Ahí me interrumpió mi hermana:

—Lo entiendo. La revolución de 1982 preocupó mucho a nuestra madre. No conseguía conciliar el sueño.

—No fue tan grave, ya lo sabes. Pero sí una seria advertencia.

Pero yo no quería distraerme del hilo de mi reflexión.

—Como te decía, me aterraban las revueltas, las serpientes, la malaria, las fieras… ¡Todo!

El recuerdo de mi hija me envolvió en una oleada de ternura.

—Cuando nació Cristina, ella se convirtió en la razón de mi existencia. Pensé que, en adelante, todo sería pleno, perfecto, sereno, inmutable. —No pude reprimir las lágrimas—. Pero entonces apareció Peter. ¡Quién me hubiera dicho que un ser de otra raza, de otro mundo, iba a desmoronar mi castillo tan sólidamente construido…!

—Era un castillo de naipes, Mayte. No se puede edificar solo con el deseo.

—Tú no puedes entenderlo, Julia. En un instante todo cambió. La vida no valía la pena si no podía compartirla con él.

—Lo entiendo.

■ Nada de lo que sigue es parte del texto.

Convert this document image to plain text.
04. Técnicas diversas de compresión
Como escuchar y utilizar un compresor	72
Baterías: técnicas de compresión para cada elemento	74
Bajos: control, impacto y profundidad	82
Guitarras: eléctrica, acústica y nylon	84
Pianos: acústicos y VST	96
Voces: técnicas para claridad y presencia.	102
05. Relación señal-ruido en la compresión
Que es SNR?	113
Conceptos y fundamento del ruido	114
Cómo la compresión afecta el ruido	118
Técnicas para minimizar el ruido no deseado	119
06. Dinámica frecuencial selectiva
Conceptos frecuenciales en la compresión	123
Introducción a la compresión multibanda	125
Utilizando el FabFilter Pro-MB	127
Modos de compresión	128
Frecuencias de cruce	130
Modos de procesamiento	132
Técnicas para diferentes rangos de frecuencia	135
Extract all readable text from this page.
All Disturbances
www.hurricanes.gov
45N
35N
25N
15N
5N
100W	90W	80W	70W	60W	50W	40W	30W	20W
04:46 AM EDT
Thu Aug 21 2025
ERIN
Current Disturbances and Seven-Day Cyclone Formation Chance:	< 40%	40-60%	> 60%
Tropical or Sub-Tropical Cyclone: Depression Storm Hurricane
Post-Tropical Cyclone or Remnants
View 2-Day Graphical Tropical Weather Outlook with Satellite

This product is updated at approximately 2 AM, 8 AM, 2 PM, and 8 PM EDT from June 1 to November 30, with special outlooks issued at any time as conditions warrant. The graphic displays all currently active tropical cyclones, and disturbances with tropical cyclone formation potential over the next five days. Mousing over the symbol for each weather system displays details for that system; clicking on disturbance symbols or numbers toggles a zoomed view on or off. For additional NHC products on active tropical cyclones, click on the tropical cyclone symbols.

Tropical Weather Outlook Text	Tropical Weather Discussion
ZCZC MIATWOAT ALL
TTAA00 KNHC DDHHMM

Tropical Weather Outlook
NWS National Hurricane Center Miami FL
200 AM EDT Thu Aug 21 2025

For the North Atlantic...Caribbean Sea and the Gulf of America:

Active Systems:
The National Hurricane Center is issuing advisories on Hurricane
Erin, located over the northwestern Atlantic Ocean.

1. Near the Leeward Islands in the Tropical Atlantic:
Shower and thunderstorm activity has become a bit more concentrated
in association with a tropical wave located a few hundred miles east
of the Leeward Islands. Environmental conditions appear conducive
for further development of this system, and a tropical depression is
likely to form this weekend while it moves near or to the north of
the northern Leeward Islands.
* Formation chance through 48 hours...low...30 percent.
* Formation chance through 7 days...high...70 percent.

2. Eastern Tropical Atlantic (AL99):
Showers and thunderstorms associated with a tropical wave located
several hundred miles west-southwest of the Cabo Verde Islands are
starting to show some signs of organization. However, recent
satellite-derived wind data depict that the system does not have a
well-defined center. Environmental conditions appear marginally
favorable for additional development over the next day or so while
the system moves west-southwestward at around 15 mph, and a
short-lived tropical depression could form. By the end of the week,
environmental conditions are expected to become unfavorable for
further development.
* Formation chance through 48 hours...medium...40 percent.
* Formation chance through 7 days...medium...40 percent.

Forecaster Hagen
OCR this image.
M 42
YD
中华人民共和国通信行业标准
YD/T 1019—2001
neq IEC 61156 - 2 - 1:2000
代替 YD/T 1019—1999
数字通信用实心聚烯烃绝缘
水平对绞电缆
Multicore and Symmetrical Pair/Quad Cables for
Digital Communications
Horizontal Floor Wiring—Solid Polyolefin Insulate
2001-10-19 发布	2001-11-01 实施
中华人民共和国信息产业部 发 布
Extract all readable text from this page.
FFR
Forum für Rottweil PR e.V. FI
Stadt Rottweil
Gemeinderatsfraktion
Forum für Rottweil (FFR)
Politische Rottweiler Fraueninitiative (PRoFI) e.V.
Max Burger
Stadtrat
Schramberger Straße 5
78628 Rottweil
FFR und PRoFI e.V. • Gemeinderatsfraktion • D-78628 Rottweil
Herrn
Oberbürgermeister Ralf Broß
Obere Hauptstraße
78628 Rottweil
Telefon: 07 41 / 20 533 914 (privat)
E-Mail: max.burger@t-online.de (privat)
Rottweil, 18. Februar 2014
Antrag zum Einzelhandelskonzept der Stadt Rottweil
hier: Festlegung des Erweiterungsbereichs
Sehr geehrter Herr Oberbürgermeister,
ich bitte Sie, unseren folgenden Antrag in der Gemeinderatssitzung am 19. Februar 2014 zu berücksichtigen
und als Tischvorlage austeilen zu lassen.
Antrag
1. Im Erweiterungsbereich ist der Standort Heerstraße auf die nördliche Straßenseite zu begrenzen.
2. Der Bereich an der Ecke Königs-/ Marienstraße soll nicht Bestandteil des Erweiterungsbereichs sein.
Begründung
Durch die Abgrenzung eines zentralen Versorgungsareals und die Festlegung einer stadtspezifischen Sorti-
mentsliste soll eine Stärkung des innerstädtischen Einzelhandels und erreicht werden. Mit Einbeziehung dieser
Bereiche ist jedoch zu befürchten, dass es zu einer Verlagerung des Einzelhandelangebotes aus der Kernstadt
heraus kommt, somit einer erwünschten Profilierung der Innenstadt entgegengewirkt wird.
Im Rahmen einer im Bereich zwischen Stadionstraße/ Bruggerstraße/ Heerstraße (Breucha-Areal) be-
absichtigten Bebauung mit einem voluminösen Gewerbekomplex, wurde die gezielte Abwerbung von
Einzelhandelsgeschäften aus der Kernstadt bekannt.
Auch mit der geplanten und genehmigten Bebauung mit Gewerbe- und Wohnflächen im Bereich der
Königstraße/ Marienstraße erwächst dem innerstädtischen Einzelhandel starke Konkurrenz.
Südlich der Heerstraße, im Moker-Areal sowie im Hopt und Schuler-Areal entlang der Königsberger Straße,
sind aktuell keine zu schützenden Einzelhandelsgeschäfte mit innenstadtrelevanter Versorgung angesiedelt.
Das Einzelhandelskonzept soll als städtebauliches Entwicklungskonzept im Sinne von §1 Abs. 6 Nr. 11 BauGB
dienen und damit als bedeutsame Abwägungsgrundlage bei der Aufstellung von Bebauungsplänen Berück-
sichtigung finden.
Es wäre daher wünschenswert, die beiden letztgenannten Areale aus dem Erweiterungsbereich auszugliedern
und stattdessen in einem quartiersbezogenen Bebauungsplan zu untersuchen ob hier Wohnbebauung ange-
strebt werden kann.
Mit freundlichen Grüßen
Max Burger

A mí me pasó lo mismo.

—Sí. Viste de manera clara que Él era tu felicidad.

Me abrazó.

—¿Sabes, Julia? Yo había vivido centrada en mí misma hasta que nació mi hija. Entonces empecé a pensar en su bien. Y su bien era el mío.

—¿Y con Peter?

—Con Peter fue como si yo saliera de mí misma. Fue, es, un amor que ocupa mis días. —Tras una pausa, continué—: Él me enseñó a pensar en la gente que sufre, sus carencias; la que necesita un inmenso coraje para encarar cada amanecer…

—¿Y los misioneros españoles? ¿Su dedicación, su amor? ¿No te inspiraron nada? —preguntó mi hermana.

—Ahí voy. Ya conocía su trabajo en Kenia, por las visitas que hice a varias misiones. Pero Peter me hizo ver su sentido profundo, la esplendorosa belleza que encierra darse a los demás. Comprendí lo que es el amor con mayúsculas.

—Mi humilde entender me dice que has recibido la llamada del Amor de Dios —aventuró Julia, mirándome fijamente.

Asustada, respondí:

—¡Oye, oye! ¡Que no quiero ser monja!

—Dios tiene muchos caminos para hacer el bien. Tú tendrás que buscar el tuyo.